The second problem was the dissolution of the tungsten rods that supplied supplemental heat to the electrolyte. This reaction was attributed to an oxidizing species present in the electrolyte, possibly the tetravalent ion of praseodymium. Previous investigators have obtained the tetravalent ion in double salts with alkali fluorides; for example, the compounds Na2PrF6 and KgPrF6 have been prepared and identified. To solve the tungsten corrosion problem, it was necessary to eliminate the tungsten rods and to supply auxiliary power through graphite anodes.
These anodes were fluted in order to increase their surface area, thereby decreasing anode effect. Twice as much current was passed through the praseodymium as through the neodymium cell for a given anode immersion depth; with the fluted anodes the desired direct current amperage could be maintained with the anodes immersed only 1 inch. This shallow immersion of the anodes allowed carbon oxide gases to escape readily from the bath and resulted in metal containing as little as 0.01 percent total carbon and oxygen impurity. Data from a typical electrowinning experiment using two fluted anodes and Pr2O3 as cell feed are given in table 3. Analysis of cell gases after 1 hour of electrolysis showed 6.5 percent CO, 1 percent CO2, and 1 percent CF4.
Coalescence of the praseodymium product was generally good. In most experiments, metal nodules weighing from 5 to 120 grams were recovered from the frozen baths, and nodules weighing over 40 grams represented more than 80 percent of the metal recovered. Table 4 gives analytical data of praseodymium metal nodules from three experiments.
Electrowinning Didymium
Misch metal electrowon from rare-earth chlorides has been found to contain proportionately greater concentrations of neodymium and praseodymium than the electrolyte. To determine if disproportionate deposition would also occur in the electrolytic reduction of a mixed ceric-group oxide, a study was made using a commercial didymium oxide as feed to a didymium fluoride-lithium fluoride melt. The fluoride was prepared from the oxide; therefore, the electrolyte had the same relative rare-earth composition as the oxide feed. The method of fluorination was similar to one developed by the Bureau of Mines for preparing cerous fluoride and described in a previous report.

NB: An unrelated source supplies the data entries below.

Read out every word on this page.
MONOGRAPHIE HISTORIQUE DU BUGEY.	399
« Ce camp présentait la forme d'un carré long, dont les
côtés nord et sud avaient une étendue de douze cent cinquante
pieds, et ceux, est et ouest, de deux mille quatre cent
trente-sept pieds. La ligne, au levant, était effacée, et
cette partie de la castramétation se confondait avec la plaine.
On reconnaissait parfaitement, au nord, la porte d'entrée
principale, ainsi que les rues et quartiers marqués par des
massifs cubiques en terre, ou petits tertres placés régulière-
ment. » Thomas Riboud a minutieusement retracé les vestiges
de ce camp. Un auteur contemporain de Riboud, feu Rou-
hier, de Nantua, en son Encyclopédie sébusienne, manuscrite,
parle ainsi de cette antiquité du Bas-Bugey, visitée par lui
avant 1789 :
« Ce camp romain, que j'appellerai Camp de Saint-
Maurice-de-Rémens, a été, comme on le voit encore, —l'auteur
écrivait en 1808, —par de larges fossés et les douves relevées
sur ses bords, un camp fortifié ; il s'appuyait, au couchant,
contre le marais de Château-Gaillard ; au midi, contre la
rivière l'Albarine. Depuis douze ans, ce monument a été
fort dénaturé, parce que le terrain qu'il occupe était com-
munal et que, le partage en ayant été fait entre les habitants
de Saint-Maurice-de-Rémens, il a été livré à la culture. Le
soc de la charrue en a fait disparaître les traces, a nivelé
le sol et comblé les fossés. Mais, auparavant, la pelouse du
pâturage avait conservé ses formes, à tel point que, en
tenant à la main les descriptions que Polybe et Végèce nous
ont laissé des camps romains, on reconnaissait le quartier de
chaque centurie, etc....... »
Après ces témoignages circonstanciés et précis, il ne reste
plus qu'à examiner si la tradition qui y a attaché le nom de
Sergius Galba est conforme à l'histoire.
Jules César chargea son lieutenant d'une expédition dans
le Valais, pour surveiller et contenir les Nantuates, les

The operational data in table 5 were obtained from a typical experiment in which the alternating current was applied to two fluted anodes. Approximately 7.6 kilowatts of combined alternating and direct current power maintained the temperature of the metal deposition zone at about 1,100° C. The temperature of the metal collection zone was approximately 800° C. The metal collected was in the form of well-coalesced nodules, some weighing as much as 80 grams. Analysis of didymium nodules for carbon and oxygen gave results comparable to those obtained for praseodymium nodules (table 4).
The relative rare-earth compositions of cell feed and metal product are compared in table 6. The data show approximately twofold enrichment in neodymium and praseodymium. The lanthanum content of the metal product is about one-half that of the oxide feed; the yttrium content, one-eighth; and the samarium content, one-fourteenth. A comparison of values for free energy of formation of the oxides alone does not explain this preferential deposition. Differences in the solubility of the oxides in the fluoride melt and in the formation of complex ions may play important roles. Investigators of metallothermic reduction techniques for preparing rare-earth metals have noted the stability of bivalent samarium. This stability may account for the samarium ion remaining in the electrolyte.